British actor and playwright

Nima Taleghani is a British actor and playwright. He is known for his role as Youssef Farouk in Heartstopper and is the first playwright to have a debut play staged at the Royal National Theatre's Olivier Theatre.

== Early life ==
Taleghani was born and raised on Elthorne estate in Archway, North London. His parents emigrated to the United Kingdom from Iran before he was born. He studied drama under Vivienne Franzmann. Following sixth form, Taleghani studied English literature at the University of Warwick. He went on to earn a master's degree in English from the University College London.

== Career ==
Taleghani is an established stage actor and had roles in numerous theatre productions directed by Jamie Lloyd, including Cyrano de Bergerac and Romeo and Juliet. He also acted in The Merry Wives of Windsor for the Royal Shakespeare Company, Hope Has a Happy Meal at the Royal Court Theatre, Macbeth at the Royal Exchange Manchester, Armadillo at The Yard Theatre, The Plough and the Stars at Abbey Theatre, and The White Whale for Slung Low.
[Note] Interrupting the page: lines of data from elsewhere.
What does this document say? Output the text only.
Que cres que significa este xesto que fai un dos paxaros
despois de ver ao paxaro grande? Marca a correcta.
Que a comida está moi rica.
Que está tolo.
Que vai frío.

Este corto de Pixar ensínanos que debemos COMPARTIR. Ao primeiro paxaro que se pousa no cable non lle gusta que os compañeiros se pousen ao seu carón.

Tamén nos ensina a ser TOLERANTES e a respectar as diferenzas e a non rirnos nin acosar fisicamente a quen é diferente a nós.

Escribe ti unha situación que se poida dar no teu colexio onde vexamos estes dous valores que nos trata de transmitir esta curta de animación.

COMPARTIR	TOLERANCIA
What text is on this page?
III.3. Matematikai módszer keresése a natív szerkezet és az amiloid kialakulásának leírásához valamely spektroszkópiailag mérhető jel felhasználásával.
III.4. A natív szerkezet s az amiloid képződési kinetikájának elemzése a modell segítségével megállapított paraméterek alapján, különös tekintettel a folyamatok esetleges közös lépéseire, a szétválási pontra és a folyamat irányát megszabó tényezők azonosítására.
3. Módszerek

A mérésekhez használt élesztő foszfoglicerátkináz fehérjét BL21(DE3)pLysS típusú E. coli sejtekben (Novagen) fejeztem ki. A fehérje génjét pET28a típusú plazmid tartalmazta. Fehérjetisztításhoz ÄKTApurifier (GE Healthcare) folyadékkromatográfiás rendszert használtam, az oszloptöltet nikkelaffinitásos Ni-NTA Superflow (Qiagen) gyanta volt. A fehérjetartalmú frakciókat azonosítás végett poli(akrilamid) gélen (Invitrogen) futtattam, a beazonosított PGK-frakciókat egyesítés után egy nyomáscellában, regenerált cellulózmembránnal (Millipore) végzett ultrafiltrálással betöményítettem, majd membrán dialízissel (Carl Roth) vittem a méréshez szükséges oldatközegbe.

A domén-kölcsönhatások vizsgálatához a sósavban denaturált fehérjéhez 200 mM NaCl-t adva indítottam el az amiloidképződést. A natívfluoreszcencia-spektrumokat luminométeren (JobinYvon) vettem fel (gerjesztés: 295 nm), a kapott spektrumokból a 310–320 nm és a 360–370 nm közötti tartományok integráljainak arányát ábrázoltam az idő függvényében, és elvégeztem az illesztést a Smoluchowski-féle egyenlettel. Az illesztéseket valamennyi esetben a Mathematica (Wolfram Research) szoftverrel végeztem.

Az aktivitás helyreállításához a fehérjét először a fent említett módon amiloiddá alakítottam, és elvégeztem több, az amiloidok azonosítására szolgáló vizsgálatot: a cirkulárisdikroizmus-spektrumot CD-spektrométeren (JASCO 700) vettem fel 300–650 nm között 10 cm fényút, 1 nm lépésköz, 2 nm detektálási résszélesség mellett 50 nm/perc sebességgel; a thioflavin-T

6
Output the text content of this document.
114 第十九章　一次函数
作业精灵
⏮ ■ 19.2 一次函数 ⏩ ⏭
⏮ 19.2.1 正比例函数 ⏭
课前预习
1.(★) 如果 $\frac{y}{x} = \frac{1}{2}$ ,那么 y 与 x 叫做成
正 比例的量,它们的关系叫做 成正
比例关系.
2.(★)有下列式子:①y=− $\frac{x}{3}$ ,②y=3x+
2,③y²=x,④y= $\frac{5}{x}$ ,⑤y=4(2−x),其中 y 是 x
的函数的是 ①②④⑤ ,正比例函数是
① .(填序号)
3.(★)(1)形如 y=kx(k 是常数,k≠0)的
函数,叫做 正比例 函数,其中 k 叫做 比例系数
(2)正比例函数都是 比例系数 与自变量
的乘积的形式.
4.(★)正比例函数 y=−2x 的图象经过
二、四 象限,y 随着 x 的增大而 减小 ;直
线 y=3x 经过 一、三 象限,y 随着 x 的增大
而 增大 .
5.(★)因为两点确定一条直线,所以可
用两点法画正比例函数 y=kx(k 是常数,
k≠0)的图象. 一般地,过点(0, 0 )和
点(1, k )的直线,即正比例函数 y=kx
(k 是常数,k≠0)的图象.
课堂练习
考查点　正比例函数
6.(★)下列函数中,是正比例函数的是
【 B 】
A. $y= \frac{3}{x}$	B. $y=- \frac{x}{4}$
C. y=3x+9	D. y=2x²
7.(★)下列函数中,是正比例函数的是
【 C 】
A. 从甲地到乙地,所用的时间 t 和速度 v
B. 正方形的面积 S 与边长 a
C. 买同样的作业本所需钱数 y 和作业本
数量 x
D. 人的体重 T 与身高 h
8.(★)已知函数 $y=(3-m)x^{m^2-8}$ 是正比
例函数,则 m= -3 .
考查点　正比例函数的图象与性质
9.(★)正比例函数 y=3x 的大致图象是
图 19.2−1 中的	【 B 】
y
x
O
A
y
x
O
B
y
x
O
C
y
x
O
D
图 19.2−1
Taleghani is the first playwright to have a debut play staged at the Royal National Theatre's Olivier Theatre, a rap-infused version of the Greek tragedy The Bacchae.

He played the role of Youssef Farouk in the Netflix coming-of-age romantic comedy drama television series Heartstopper. He also had television roles in Hatton Garden, Waiting for the Out, Danny Boy, and Causality. Taleghani has also had film roles in Femme, 90 Minutes, and Dublin Oldschool. He reprised his role as Youssef Farouk in the film Heartstopper Forever.